The study is an analysis of the first 88,235 soldiers from the same deployment (56,350 active and 31,885 National Guard and Reserve soldiers) to have completed 2 separate screenings: the Post-Deployment Health Assessment (PDHA) immediately on their return from the war and the Post-Deployment Health Re-Assessment (PDHRA) at a median of 6 months later. continue reading ...
 Have things gotten better since that November, 2007 medical report about our soldiers?  The answer is "No" - worse!  See the report posted on Danger Room, by Katie Drummond, entitled - Darpa to Troubled Soldiers: Meet Your New Simulated Therapist (see video below:  
 DANGER ROOM - By Katie Drummond:
The Pentagon hasn’t made much progress in solving the PTSD crisis plaguing this generation of soldiers. Now it’s adding new staff members to the therapy teams tasked with spotting the signs of emotional pain and providing therapy to the beleaguered. Only this isn’t a typical hiring boost. The new therapists, Danger Room has learned, will be computer-generated “virtual humans” programmed to appear empathetic.
It’s the latest in a long series of efforts to assuage soaring rates of depression, anxiety and PTSD that afflict today’s troops. Military brass have become increasingly willing to try just about anything, from yoga and reiki to memory-adjustment pills, that holds an iota of promise. They’ve even funded computerized therapy before: In 2010, for example, the military launched an effort to create an online health portal that’d include video chats with therapists.
But this project, funded by Darpa, the Pentagon’s far-out research arm, is way more ambitious. Darpa’s research teams are hoping to combine 3-D rendered simulated therapists — think Sims characters mixed with ELIZA — with sensitive analysis software that can actually detect psychological symptoms “by analyzing facial expressions, body gestures and speech,” Dr. Albert Rizzo, the lead researcher behind the project, tells Danger Room. ... continue reading
 Wow!  A computer program that generates "empathy" to our military soldiers!  

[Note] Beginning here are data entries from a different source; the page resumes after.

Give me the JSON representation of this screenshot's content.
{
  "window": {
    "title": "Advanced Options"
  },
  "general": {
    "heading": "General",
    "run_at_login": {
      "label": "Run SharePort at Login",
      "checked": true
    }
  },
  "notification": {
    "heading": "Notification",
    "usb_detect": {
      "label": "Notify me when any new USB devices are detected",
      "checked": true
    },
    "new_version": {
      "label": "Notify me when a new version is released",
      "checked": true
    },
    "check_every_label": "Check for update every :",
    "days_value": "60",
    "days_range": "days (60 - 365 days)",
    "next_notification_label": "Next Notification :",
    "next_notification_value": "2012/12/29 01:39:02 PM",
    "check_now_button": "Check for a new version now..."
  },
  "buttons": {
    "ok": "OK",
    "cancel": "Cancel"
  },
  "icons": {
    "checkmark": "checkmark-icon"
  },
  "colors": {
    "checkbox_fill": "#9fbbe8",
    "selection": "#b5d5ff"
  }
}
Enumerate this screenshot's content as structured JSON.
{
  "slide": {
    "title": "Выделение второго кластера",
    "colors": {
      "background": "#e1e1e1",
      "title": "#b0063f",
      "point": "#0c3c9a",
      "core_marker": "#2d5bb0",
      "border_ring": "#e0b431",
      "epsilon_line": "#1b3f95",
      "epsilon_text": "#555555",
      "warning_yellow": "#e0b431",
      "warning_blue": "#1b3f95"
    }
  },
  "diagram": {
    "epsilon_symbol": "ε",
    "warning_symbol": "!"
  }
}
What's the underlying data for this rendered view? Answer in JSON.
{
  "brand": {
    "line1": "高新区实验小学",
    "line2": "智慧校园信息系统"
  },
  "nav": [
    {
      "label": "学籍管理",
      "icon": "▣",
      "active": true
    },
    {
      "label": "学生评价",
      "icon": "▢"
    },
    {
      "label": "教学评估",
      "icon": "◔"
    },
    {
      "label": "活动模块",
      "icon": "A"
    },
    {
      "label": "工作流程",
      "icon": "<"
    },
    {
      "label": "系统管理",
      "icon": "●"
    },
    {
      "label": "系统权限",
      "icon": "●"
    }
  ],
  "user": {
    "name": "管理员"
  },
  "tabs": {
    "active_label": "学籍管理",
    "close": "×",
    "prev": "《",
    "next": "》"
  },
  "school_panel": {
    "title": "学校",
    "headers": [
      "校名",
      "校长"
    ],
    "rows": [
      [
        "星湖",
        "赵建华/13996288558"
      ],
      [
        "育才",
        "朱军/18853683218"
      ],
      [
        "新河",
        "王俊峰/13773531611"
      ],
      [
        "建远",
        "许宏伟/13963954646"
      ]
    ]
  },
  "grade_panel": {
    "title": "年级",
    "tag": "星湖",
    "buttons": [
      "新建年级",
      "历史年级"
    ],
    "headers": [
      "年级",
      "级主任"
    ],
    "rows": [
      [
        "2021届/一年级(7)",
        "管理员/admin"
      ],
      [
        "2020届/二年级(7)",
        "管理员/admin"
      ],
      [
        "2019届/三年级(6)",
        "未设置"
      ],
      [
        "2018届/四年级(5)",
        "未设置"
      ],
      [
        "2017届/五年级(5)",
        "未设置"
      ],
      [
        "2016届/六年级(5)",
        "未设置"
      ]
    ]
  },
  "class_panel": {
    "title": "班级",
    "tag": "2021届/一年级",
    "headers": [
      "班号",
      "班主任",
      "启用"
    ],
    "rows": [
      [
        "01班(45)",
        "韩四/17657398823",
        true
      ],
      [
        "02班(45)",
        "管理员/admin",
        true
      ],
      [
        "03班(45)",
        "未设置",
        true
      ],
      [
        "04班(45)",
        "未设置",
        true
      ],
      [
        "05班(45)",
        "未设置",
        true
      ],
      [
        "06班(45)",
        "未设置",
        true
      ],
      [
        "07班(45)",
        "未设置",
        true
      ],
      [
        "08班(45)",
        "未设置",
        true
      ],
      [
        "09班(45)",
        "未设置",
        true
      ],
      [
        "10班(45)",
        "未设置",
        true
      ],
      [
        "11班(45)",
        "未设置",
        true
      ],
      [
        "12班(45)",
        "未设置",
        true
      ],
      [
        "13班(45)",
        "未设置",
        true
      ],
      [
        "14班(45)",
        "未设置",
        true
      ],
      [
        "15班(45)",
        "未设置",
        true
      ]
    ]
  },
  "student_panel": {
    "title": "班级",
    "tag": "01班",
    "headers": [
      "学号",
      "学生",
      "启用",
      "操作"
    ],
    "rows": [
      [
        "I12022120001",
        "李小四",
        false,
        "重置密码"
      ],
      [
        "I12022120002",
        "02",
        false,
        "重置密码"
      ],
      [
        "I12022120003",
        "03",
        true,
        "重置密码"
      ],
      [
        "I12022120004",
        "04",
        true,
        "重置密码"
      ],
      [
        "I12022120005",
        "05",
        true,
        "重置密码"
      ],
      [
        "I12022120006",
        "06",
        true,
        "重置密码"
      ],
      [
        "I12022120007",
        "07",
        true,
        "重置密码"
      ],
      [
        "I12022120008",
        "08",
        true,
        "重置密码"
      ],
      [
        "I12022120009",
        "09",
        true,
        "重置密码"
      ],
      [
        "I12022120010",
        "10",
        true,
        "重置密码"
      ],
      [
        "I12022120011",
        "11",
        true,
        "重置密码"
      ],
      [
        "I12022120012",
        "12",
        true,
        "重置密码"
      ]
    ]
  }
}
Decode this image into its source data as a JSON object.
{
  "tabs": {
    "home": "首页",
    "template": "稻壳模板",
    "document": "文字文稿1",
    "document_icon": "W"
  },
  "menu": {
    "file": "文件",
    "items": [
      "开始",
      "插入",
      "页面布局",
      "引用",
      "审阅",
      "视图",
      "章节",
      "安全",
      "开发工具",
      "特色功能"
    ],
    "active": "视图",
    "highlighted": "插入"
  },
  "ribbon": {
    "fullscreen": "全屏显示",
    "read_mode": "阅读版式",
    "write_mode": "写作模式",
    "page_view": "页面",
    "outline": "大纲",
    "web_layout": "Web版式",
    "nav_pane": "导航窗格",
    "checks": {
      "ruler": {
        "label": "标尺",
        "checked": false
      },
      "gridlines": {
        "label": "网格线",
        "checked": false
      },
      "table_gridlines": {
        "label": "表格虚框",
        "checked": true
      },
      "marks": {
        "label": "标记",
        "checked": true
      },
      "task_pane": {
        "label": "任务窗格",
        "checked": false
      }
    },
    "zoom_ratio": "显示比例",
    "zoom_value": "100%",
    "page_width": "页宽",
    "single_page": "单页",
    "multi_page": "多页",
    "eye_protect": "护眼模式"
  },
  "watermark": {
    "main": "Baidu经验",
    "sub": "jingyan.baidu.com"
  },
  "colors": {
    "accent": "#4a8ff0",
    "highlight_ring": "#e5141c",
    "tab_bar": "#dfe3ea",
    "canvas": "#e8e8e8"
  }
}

Look, I'm all for modern technology and science, but personally, I think this program is as "empathetic" as a pet rock.  It's greeting is as warm as a bucket of ice water dumped over me.   The program may be good to diagnosis someone with depression (and computers are only as accurate as the one operating it), but it does nothing for the one sitting in front of it, watching what appears to be an SPC3 reality game, only this program is not an "action" game or one that would interest anyone for longer than 2 minutes.  If I were fighting off depression, the last thing I would want is someone telling me to go sit in front of a computer and listening to a "Sim" puppet.  And, has anyone thought about privacy?!  We're talking about typing personal information on a computer - and how many "leaks" have been distributed world-wide that should have been confidential?  Computers are NOT a safe place for bank accounts and/or medical information - period!

So, what have we learned today?  We've learned that our soldiers are arriving home to fight off another type of battle - not from bullets or bombs, but from years of fighting wars, they need medical treatment for both physical and emotional scars.  And, I'm just saying it would be nice if this administration would allow Americans the joy of greeting, meeting and welcoming home our soldiers.  

Our soldiers fought the Germans; North Koreans, Vietnamese, and today, we fight Islamic terrorism.  Get over the fear of offending those whom our troops were/are fighting  and allow us to welcome our soldiers home.

God bless our soldiers and God bless America!